The Home Office has evidently gone some way towards researching and investigating the possibility of making up what seems to me on the evidence to be an information gap that faces prisoners like Mr Cooper. It does not seem to me that the evidence at present amounts to a sufficient case of a breach which is demonstrably remediable and, therefore, not excusable. At the same time this is a shifting situation in which the answer may not be the same in six months' or a year's time. But, combined with the facts that Mr Cooper is now out of prison and that any pursuit of this appeal would have to be in the interests of others rather than himself and therefore be general rather than specific, the evidence seems to me to contra-indicate a grant of permission to appeal in this case. I think the issue, so far as Mr Cooper is concerned, has to rest here.

19.

What does need to be borne in mind, and I am grateful that the Home Office is here in order to hear this, is that there are many other prisoners, some of whom may have similar needs, genuine needs, all of whom have the same recognised rights and for whom this issue may well come alive again.

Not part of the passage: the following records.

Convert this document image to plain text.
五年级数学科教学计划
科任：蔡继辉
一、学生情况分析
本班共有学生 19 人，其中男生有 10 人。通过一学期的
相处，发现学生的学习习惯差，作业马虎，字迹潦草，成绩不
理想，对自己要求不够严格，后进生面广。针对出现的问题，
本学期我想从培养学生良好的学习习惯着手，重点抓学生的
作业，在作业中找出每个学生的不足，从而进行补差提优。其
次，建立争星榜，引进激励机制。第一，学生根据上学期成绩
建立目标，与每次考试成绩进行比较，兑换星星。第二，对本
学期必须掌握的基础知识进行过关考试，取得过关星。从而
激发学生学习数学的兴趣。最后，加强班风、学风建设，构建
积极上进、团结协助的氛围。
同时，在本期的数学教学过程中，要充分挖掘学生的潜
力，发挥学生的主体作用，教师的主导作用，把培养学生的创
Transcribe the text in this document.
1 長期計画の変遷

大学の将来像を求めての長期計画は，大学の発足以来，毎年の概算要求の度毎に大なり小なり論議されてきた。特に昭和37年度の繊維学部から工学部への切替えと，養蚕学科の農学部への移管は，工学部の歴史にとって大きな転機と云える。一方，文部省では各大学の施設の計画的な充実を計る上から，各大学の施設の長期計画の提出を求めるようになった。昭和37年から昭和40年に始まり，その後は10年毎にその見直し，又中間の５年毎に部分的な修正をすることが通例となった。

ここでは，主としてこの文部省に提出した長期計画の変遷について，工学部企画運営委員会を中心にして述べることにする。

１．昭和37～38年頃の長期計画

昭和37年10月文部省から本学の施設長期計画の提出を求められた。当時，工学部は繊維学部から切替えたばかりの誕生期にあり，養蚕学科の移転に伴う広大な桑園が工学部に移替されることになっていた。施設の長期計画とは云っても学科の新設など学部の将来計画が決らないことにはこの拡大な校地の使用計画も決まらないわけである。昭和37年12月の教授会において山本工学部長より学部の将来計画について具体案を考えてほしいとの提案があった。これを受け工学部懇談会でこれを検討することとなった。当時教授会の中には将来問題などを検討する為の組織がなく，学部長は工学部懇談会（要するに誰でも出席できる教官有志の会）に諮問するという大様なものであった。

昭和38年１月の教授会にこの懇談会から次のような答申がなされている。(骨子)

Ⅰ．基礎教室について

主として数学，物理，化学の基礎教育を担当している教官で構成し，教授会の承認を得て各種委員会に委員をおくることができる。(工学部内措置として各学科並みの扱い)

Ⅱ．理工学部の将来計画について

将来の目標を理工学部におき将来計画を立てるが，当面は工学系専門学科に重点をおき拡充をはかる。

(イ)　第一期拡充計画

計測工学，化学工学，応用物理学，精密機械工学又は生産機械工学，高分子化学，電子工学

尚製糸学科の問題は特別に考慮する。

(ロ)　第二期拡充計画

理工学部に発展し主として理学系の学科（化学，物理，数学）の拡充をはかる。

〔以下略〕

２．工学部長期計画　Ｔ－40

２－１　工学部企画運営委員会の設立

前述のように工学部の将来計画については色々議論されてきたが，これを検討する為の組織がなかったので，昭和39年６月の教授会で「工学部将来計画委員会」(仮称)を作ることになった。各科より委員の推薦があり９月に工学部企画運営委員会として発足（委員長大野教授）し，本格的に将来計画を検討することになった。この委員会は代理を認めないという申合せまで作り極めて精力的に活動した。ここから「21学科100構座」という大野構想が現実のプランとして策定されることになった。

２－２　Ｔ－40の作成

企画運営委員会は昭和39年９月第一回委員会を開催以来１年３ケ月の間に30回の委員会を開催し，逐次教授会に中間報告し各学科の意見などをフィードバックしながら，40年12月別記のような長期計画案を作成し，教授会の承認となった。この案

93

I hope very much, therefore, that attention will be paid in the proper quarters to the need that a prisoner who wishes to litigate should have full access to the sorts of material that I have instanced and which Mr Cooper has drawn to the court's attention, and to the fact that technology may well already have made it possible (or may do so in the near future) to control access in a safe way which gives prisoners what they need without jeopardising discipline or the interests of others.

20.

I hope to that extent Mr Cooper's application has served a useful purpose and it is in that light that I dismiss it.